Muslim father cannot discuss Islam with children
October 30, 2017 1 comment
A devout Muslim father has been told he cannot discuss Islam with his three children in a ‘pressurising’ way.
The children are currently being cared for by a Christian foster family. They were taken into care following the loss of their mother, who died as a result of drug and alcohol abuse. The biological parents had a “volatile” relationship and fought each other for care of the children. The mother won this battle shortly before her death.
Despite the father’s numerous efforts to regain care of his children, he has so far been unsuccessful. The three youngsters have reportedly claimed they would prefer to remain with their Christian foster family. The father was eventually able to gain the right to have supervised contact with them, but was ordered “not to discuss the Muslim religion” in any way during his visits.
Speaking to the Manchester Evening News the father, who cannot be named for legal reasons, claims he agreed to this condition simply because he was desperate to see his children. He insisted he had been a victim of “xenophobia and bigotry” and the fact that his two sons and daughter have said they want to stay where they are is an example of Stockholm Syndrome. The foster family were “obviously feeding all kinds of ridiculous propaganda to my children and this is the end result” he told the newspaper.

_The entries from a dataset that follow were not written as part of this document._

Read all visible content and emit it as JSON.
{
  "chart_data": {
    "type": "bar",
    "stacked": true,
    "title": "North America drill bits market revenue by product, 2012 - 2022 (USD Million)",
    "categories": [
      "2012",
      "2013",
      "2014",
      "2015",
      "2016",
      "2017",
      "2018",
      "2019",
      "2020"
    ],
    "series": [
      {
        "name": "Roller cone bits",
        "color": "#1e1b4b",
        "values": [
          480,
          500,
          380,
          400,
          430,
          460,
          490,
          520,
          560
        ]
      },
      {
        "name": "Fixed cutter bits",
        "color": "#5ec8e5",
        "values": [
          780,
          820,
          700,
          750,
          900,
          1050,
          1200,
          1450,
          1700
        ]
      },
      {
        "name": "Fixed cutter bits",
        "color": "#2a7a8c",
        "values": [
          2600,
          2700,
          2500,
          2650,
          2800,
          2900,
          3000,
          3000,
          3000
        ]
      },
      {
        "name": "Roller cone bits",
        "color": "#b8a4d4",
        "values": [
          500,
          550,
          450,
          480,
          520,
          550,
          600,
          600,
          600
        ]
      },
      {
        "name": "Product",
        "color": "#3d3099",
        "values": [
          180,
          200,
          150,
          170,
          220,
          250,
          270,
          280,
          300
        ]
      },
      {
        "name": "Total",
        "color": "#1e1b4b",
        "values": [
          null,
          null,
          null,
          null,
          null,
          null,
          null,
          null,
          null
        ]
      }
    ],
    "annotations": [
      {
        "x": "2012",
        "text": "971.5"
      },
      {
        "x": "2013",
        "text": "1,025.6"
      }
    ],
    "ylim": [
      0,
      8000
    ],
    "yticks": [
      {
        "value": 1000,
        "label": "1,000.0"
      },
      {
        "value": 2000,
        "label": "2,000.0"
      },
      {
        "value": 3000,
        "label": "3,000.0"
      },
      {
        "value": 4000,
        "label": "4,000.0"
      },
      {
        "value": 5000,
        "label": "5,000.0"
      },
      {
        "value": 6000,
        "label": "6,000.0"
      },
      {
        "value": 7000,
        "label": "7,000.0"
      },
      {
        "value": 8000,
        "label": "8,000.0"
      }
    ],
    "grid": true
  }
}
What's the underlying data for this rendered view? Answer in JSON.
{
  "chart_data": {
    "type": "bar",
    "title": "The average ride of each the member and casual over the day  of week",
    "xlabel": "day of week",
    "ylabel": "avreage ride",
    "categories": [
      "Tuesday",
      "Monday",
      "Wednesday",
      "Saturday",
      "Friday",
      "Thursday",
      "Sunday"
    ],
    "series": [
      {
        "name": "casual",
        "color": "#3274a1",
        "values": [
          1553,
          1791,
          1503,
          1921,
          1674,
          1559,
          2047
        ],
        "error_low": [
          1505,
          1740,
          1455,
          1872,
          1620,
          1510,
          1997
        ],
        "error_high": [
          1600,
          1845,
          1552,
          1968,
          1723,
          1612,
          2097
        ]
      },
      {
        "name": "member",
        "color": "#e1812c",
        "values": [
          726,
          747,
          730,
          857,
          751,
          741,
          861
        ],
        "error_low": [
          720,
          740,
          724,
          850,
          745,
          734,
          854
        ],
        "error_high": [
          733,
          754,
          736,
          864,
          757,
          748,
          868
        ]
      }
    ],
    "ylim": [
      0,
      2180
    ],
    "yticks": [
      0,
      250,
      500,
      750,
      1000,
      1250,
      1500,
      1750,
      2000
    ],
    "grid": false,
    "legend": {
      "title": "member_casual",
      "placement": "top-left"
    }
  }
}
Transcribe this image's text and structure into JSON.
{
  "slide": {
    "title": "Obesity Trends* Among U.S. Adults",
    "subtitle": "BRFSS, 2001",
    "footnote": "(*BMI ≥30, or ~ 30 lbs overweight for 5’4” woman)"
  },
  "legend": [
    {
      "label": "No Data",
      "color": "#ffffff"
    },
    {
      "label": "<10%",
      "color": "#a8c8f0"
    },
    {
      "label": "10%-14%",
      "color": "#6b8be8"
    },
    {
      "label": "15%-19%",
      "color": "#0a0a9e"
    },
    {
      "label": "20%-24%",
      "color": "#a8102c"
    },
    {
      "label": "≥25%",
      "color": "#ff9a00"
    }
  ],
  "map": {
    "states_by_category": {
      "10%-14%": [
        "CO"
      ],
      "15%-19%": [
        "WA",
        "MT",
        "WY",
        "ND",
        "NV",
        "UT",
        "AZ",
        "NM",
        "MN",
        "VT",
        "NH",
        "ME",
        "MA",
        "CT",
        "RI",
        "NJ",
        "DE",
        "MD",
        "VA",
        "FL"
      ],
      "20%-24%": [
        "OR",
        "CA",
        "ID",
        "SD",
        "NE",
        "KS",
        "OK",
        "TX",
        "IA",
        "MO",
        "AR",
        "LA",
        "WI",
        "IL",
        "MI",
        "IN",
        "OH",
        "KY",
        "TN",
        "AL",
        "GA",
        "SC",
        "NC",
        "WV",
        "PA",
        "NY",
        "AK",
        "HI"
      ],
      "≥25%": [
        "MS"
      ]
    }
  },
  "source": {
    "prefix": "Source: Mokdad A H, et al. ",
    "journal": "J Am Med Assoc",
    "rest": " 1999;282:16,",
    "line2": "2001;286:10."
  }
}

In his latest of 13 trips to the Manchester Family Court, the father was told “the local authority has made it clear that it does not propose to treat the children as belonging to the Muslim faith”. However the Court did soften its restriction on him talking to them about it, ruling that “the father may supply relevant information to them about his faith or discuss his beliefs with them in a non-pressurising way during future contact”.
This situation is almost the exact inverse of a controversial case which made national headlines earlier this year when a child from a Christian background was placed with a Muslim foster family.